C’est un personnage caricatural qui dispose de tous les traits de caractère d’un dictateur tel qu’on serait en droit de l’imaginer. Il est ordurier, égocentrique et imbu de sa personne, mais surtout derrière lui se cache une femme, car comme on dit derrière chaque grand homme se cache une femme. En amplifiant les caractéristiques de ce personnage et en jouant avec, les scénaristes arrivent à la rendre drôle, car ignorant et stupide. Le spectateur se moque gentiment de ce personnage, de ses mimiques et des réflexions qu’il peut avoir qui n’ont aucun sens. Bobo Babimbi va droit dans le mur en se mettant tout le monde à dos, mais il ne s’en rend pas compte. Il est ignorant et de ce fait drôle sans s’en rendre compte. C’est un personnage qui porte littéralement le film et la face humoristique du Crocodile du Botswanga. Écrit comme un spectacle comique, le film réussira à faire rire les amateurs des deux comiques présents en tête d’affiche, Fabrice Éboué et Thomas Ngijol. Ils possèdent un humour moqueur qui passe surtout par un accent très prononcé, mais ils n’ont pas un fond raciste. Loin d’être universel, ce type d’humour plaît ou ne plaît pas et le film va dans ce sens. Les différentes  blagues, jeux de mots, mimiques et situations humoristiques s’enchaînent avec intensité et nervosité grâce aux prestations de Thomas Ngijol et Fabrice Éboué qui interprètent leurs personnages comme ils jouent sur scène et emportent le public avec eux. Pour les spectateurs qui adhèrent à cet humour, le film s’écoulera instantanément et on prend du plaisir, mais à cause de défauts majeurs, le film peut paraître insupportable et inintéressant pour d’autres.

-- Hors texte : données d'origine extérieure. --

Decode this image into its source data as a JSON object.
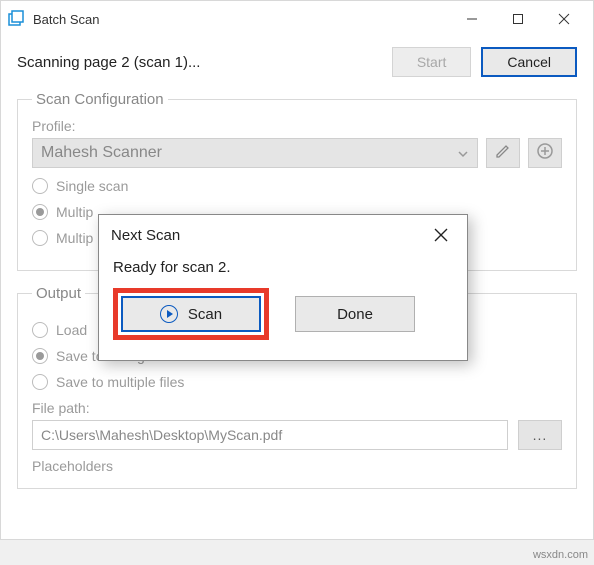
{
  "window": {
    "title": "Batch Scan"
  },
  "status": "Scanning page 2 (scan 1)...",
  "buttons": {
    "start": "Start",
    "cancel": "Cancel"
  },
  "config": {
    "legend": "Scan Configuration",
    "profile_label": "Profile:",
    "profile_value": "Mahesh Scanner",
    "radio_single": "Single scan",
    "radio_multi1": "Multip",
    "radio_multi2": "Multip"
  },
  "output": {
    "legend": "Output",
    "radio_load": "Load",
    "radio_save_single": "Save to a single file",
    "radio_save_multi": "Save to multiple files",
    "filepath_label": "File path:",
    "filepath_value": "C:\\Users\\Mahesh\\Desktop\\MyScan.pdf",
    "browse": "...",
    "placeholders": "Placeholders"
  },
  "dialog": {
    "title": "Next Scan",
    "message": "Ready for scan 2.",
    "scan": "Scan",
    "done": "Done"
  },
  "watermark": "wsxdn.com"
}
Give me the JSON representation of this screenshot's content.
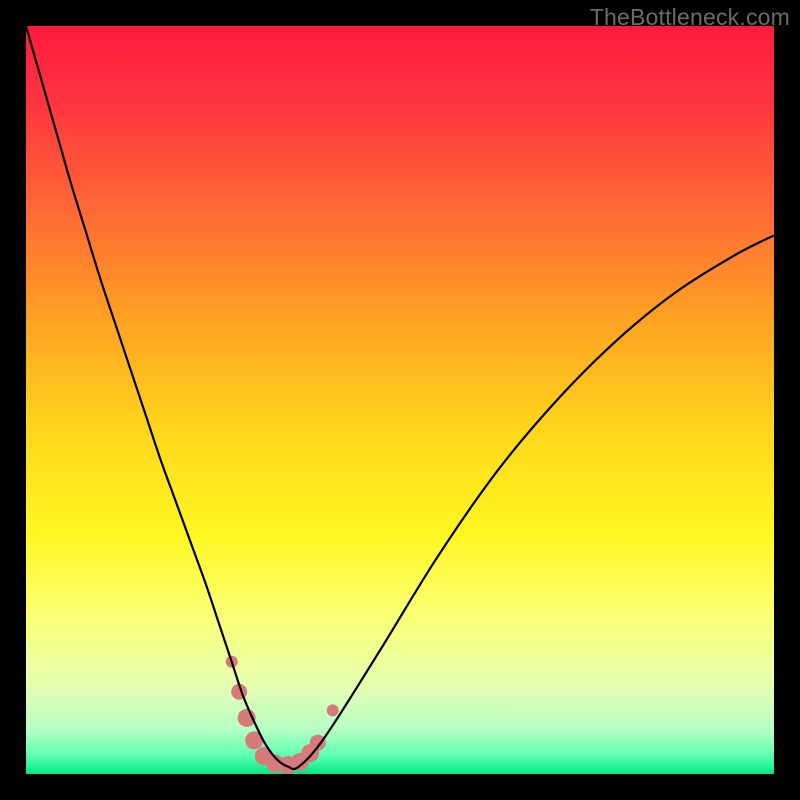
{
  "watermark": "TheBottleneck.com",
  "chart_data": {
    "type": "line",
    "title": "",
    "xlabel": "",
    "ylabel": "",
    "xlim": [
      0,
      100
    ],
    "ylim": [
      0,
      100
    ],
    "grid": false,
    "background_gradient": {
      "stops": [
        {
          "t": 0.0,
          "color": "#ff1a3c"
        },
        {
          "t": 0.1,
          "color": "#ff3440"
        },
        {
          "t": 0.25,
          "color": "#ff6a35"
        },
        {
          "t": 0.4,
          "color": "#ffa522"
        },
        {
          "t": 0.55,
          "color": "#ffd91b"
        },
        {
          "t": 0.68,
          "color": "#fff722"
        },
        {
          "t": 0.78,
          "color": "#fcff6e"
        },
        {
          "t": 0.88,
          "color": "#e6ffb0"
        },
        {
          "t": 0.94,
          "color": "#b6ffc5"
        },
        {
          "t": 0.975,
          "color": "#5fffb0"
        },
        {
          "t": 1.0,
          "color": "#00e884"
        }
      ]
    },
    "series": [
      {
        "name": "bottleneck-curve",
        "stroke": "#000000",
        "stroke_width": 2.2,
        "x": [
          0.0,
          2,
          4,
          6,
          8,
          10,
          12,
          14,
          16,
          18,
          20,
          22,
          24,
          26,
          27.5,
          29,
          30.5,
          32,
          33.5,
          35,
          36.5,
          40,
          47,
          55,
          63,
          71,
          79,
          87,
          95,
          100
        ],
        "y": [
          100,
          93,
          86,
          79,
          72.5,
          66,
          60,
          54,
          48,
          42,
          36.5,
          31,
          25.5,
          19.5,
          15,
          10.5,
          7,
          4,
          2,
          1,
          1,
          5,
          16,
          29,
          40.5,
          50,
          58,
          64.5,
          69.5,
          72
        ]
      }
    ],
    "markers": {
      "name": "highlighted-points",
      "color": "#d77a7a",
      "points": [
        {
          "x": 27.5,
          "y": 15,
          "r": 6
        },
        {
          "x": 28.5,
          "y": 11,
          "r": 8
        },
        {
          "x": 29.5,
          "y": 7.5,
          "r": 9
        },
        {
          "x": 30.5,
          "y": 4.5,
          "r": 9
        },
        {
          "x": 31.8,
          "y": 2.4,
          "r": 9
        },
        {
          "x": 33.3,
          "y": 1.4,
          "r": 9
        },
        {
          "x": 35.0,
          "y": 1.2,
          "r": 9
        },
        {
          "x": 36.6,
          "y": 1.6,
          "r": 9
        },
        {
          "x": 38.0,
          "y": 2.8,
          "r": 9
        },
        {
          "x": 39.0,
          "y": 4.2,
          "r": 8
        },
        {
          "x": 41.0,
          "y": 8.5,
          "r": 6
        }
      ]
    }
  }
}
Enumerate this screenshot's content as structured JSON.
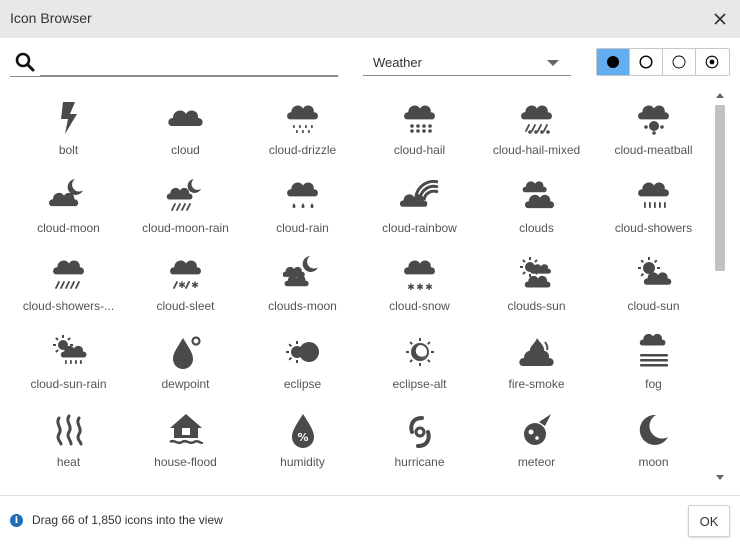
{
  "window": {
    "title": "Icon Browser",
    "close_icon": "close-icon"
  },
  "search": {
    "value": "",
    "placeholder": "",
    "icon": "search-icon"
  },
  "category": {
    "selected": "Weather"
  },
  "style_toggle": {
    "options": [
      "solid",
      "regular",
      "light",
      "duotone"
    ],
    "selected": "solid",
    "accent": "#63aef0"
  },
  "icons": [
    {
      "label": "bolt",
      "icon": "bolt-icon"
    },
    {
      "label": "cloud",
      "icon": "cloud-icon"
    },
    {
      "label": "cloud-drizzle",
      "icon": "cloud-drizzle-icon"
    },
    {
      "label": "cloud-hail",
      "icon": "cloud-hail-icon"
    },
    {
      "label": "cloud-hail-mixed",
      "icon": "cloud-hail-mixed-icon"
    },
    {
      "label": "cloud-meatball",
      "icon": "cloud-meatball-icon"
    },
    {
      "label": "cloud-moon",
      "icon": "cloud-moon-icon"
    },
    {
      "label": "cloud-moon-rain",
      "icon": "cloud-moon-rain-icon"
    },
    {
      "label": "cloud-rain",
      "icon": "cloud-rain-icon"
    },
    {
      "label": "cloud-rainbow",
      "icon": "cloud-rainbow-icon"
    },
    {
      "label": "clouds",
      "icon": "clouds-icon"
    },
    {
      "label": "cloud-showers",
      "icon": "cloud-showers-icon"
    },
    {
      "label": "cloud-showers-...",
      "icon": "cloud-showers-heavy-icon"
    },
    {
      "label": "cloud-sleet",
      "icon": "cloud-sleet-icon"
    },
    {
      "label": "clouds-moon",
      "icon": "clouds-moon-icon"
    },
    {
      "label": "cloud-snow",
      "icon": "cloud-snow-icon"
    },
    {
      "label": "clouds-sun",
      "icon": "clouds-sun-icon"
    },
    {
      "label": "cloud-sun",
      "icon": "cloud-sun-icon"
    },
    {
      "label": "cloud-sun-rain",
      "icon": "cloud-sun-rain-icon"
    },
    {
      "label": "dewpoint",
      "icon": "dewpoint-icon"
    },
    {
      "label": "eclipse",
      "icon": "eclipse-icon"
    },
    {
      "label": "eclipse-alt",
      "icon": "eclipse-alt-icon"
    },
    {
      "label": "fire-smoke",
      "icon": "fire-smoke-icon"
    },
    {
      "label": "fog",
      "icon": "fog-icon"
    },
    {
      "label": "heat",
      "icon": "heat-icon"
    },
    {
      "label": "house-flood",
      "icon": "house-flood-icon"
    },
    {
      "label": "humidity",
      "icon": "humidity-icon"
    },
    {
      "label": "hurricane",
      "icon": "hurricane-icon"
    },
    {
      "label": "meteor",
      "icon": "meteor-icon"
    },
    {
      "label": "moon",
      "icon": "moon-icon"
    }
  ],
  "icon_color": "#4a4a4a",
  "status": {
    "text": "Drag 66 of 1,850 icons into the view",
    "icon": "info-icon"
  },
  "footer": {
    "ok_label": "OK"
  }
}
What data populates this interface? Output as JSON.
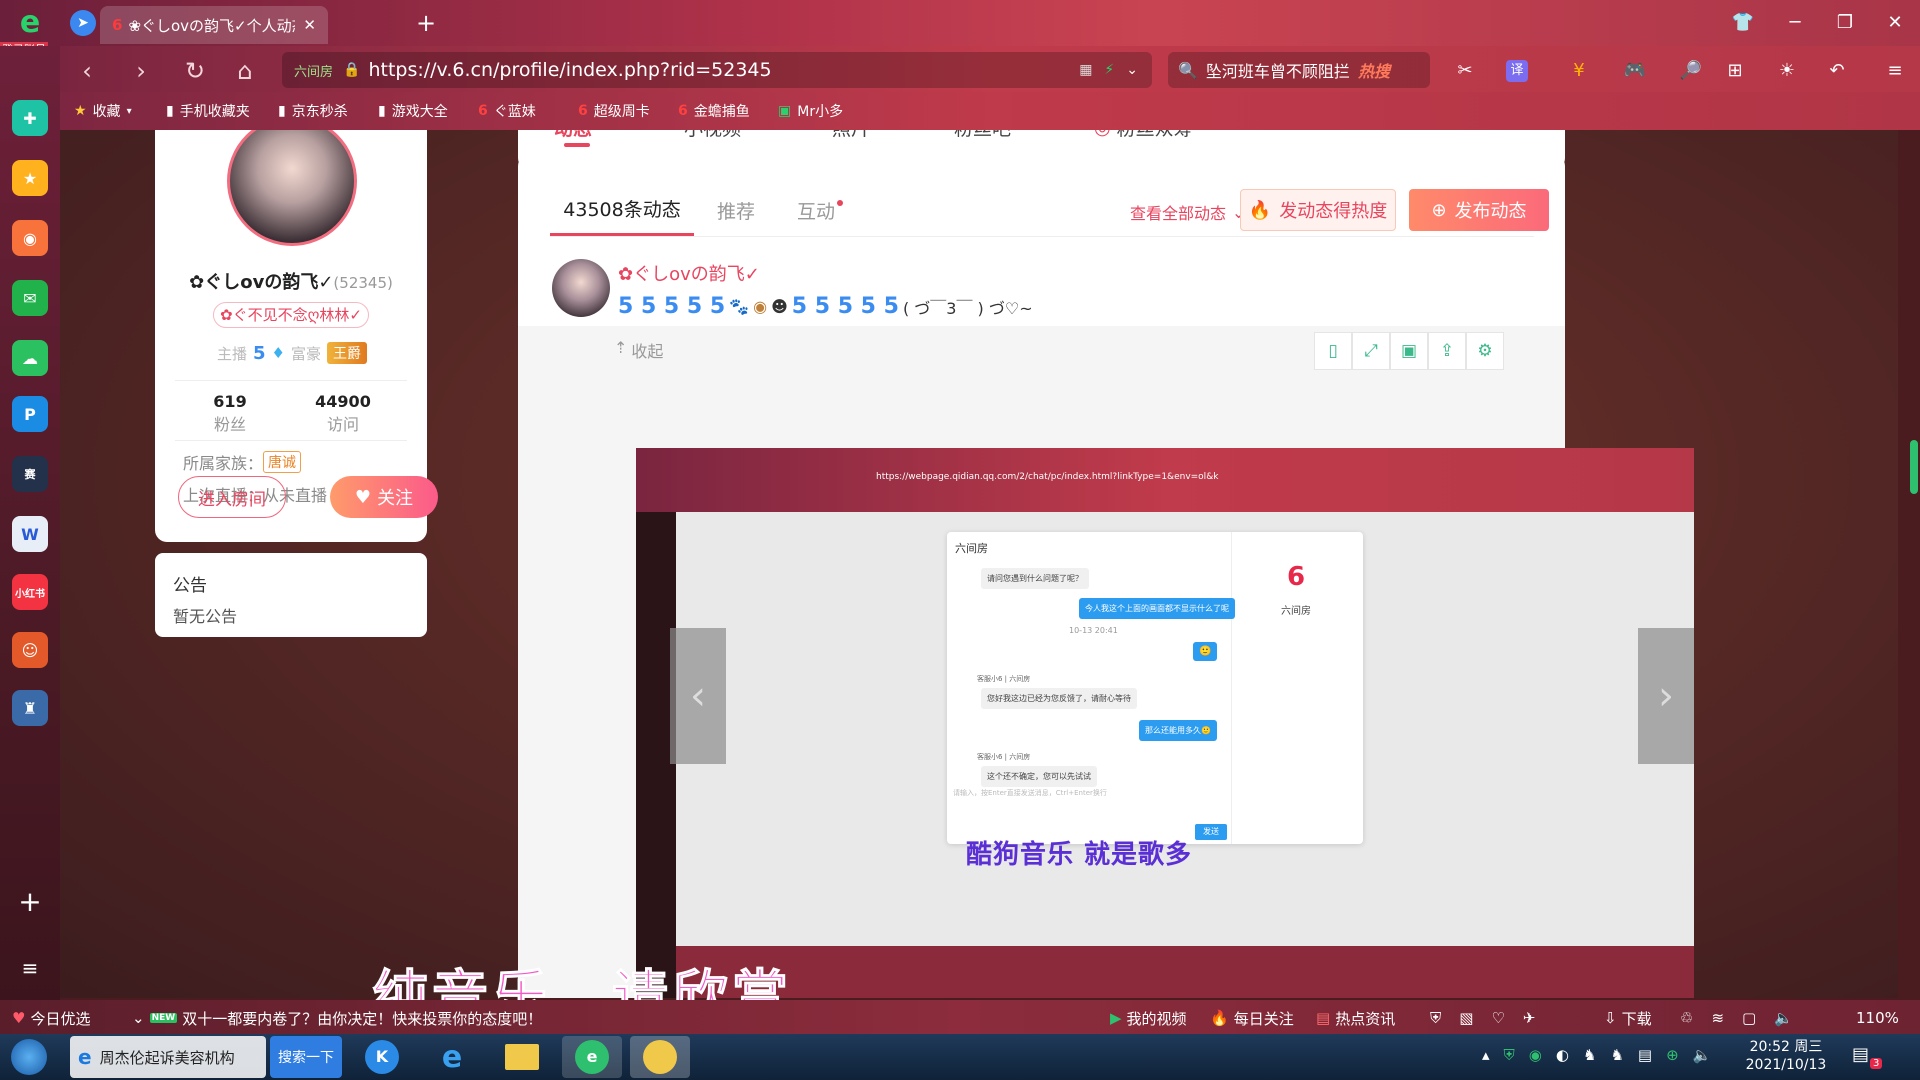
{
  "browser": {
    "login_label": "登录账号",
    "tab_title": "❀ぐしovの韵飞✓个人动态 - ❀",
    "new_tab_label": "+",
    "url_badge": "六间房",
    "url": "https://v.6.cn/profile/index.php?rid=52345",
    "search_text": "坠河班车曾不顾阻拦",
    "search_badge": "热搜",
    "bookmarks": [
      "收藏",
      "手机收藏夹",
      "京东秒杀",
      "游戏大全",
      "ぐ蓝妹",
      "超级周卡",
      "金蟾捕鱼",
      "Mr小多"
    ]
  },
  "profile_nav": {
    "tabs": [
      "动态",
      "小视频",
      "照片",
      "粉丝吧",
      "粉丝众筹"
    ]
  },
  "profile": {
    "name": "✿ぐしovの韵飞✓",
    "rid": "(52345)",
    "tag": "✿ぐ不见不念ღ林林✓",
    "anchor_label": "主播",
    "anchor_level": "5",
    "rich_label": "富豪",
    "rich_badge": "王爵",
    "fans_count": "619",
    "fans_label": "粉丝",
    "visits_count": "44900",
    "visits_label": "访问",
    "family_label": "所属家族：",
    "family_value": "唐诚",
    "last_live": "上次直播：从未直播",
    "enter_room": "进入房间",
    "follow": "关注"
  },
  "notice": {
    "title": "公告",
    "body": "暂无公告"
  },
  "feed": {
    "tabs": [
      "43508条动态",
      "推荐",
      "互动"
    ],
    "view_all": "查看全部动态",
    "hot_button": "发动态得热度",
    "publish_button": "发布动态",
    "post_author": "✿ぐしovの韵飞✓",
    "post_text": "( づ￣3￣ ) づ♡~",
    "collapse": "收起"
  },
  "embedded": {
    "url": "https://webpage.qidian.qq.com/2/chat/pc/index.html?linkType=1&env=ol&k",
    "chat_title": "六间房",
    "messages": [
      {
        "side": "left",
        "text": "请问您遇到什么问题了呢？"
      },
      {
        "side": "right",
        "text": "今人我这个上面的画面都不显示什么了呢"
      },
      {
        "side": "time",
        "text": "10-13 20:41"
      },
      {
        "side": "right",
        "text": "🙂"
      },
      {
        "side": "left",
        "name": "客服小6 | 六间房",
        "text": "您好我这边已经为您反馈了，请耐心等待"
      },
      {
        "side": "right",
        "text": "那么还能用多久🙂"
      },
      {
        "side": "left",
        "name": "客服小6 | 六间房",
        "text": "这个还不确定，您可以先试试"
      }
    ],
    "input_placeholder": "请输入，按Enter直接发送消息，Ctrl+Enter换行",
    "send": "发送",
    "brand": "六间房",
    "overlay": "酷狗音乐 就是歌多"
  },
  "subtitle": "纯音乐，请欣赏",
  "statusbar": {
    "left_label": "今日优选",
    "news_badge": "NEW",
    "news": "双十一都要内卷了？由你决定！快来投票你的态度吧！",
    "items": [
      "我的视频",
      "每日关注",
      "热点资讯"
    ],
    "download": "下载",
    "zoom": "110%"
  },
  "taskbar": {
    "ie_title": "周杰伦起诉美容机构",
    "search_btn": "搜索一下",
    "time": "20:52 周三",
    "date": "2021/10/13",
    "notif_count": "3"
  }
}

Malgré des dialogues bien écrits et surtout bien interprétés grâce aux belles prestations des deux principaux comédiens, le scénario de ce film est totalement bâclé et ne mène nulle part. C’est à coup de séquences téléphonées et de rebondissements prévisibles que s’enchaînent les scènes sans avoir véritablement de but. Le seul enjeu scénaristique réside dans le fait de mettre en avant les éléments qui peuvent permettre aux spectateurs de sourire ou de s’esclaffer. Il en est de même pour la réalisation et mise en scène signé Fabrice Éboué et Lionel Steketee qui ne souhaitent qu’une chose, amplifier le rire et bien mettre en avant les personnages et éléments comiques qui les entourent. On pensera notamment au chat présent dans la chambre où réside Didier ou encore aux crocodiles. C’est simple, mais les réalisateurs ne cherchent pas à nous épater, seulement à faire rire. Pour une comédie, c’est déjà une bonne chose. Le Crocodile du Botswanga est un film qui ne vole pas bien haut. Son scénario est réduit au plus simple appareil puisqu’il ne dispose d’aucun enjeu émotionnel dramatique au vu du contexte qui peut paraître sérieux, mais il dispose d’une force et pas la moindre : le talent comique de ses scénaristes. Le rire est présent tout au long du film grâce au duo comique Fabrice Éboué/Thomas Ngijol qui est excellent et nous font véritablement plaisir. Ils s’en donnent à cœur joie avec une bonne répartie, des intonations de voix qui portent le rire et un rythme qui ne faiblit à aucun moment. Les répliques sont drôles, le comique de situation se mélange parfaitement avec le comique de mot également utilisé dans le film et le tout est dynamique et nerveux. Le film est court, mais 1h20 à rire sans interruption vaut mieux que deux heures d’ennui.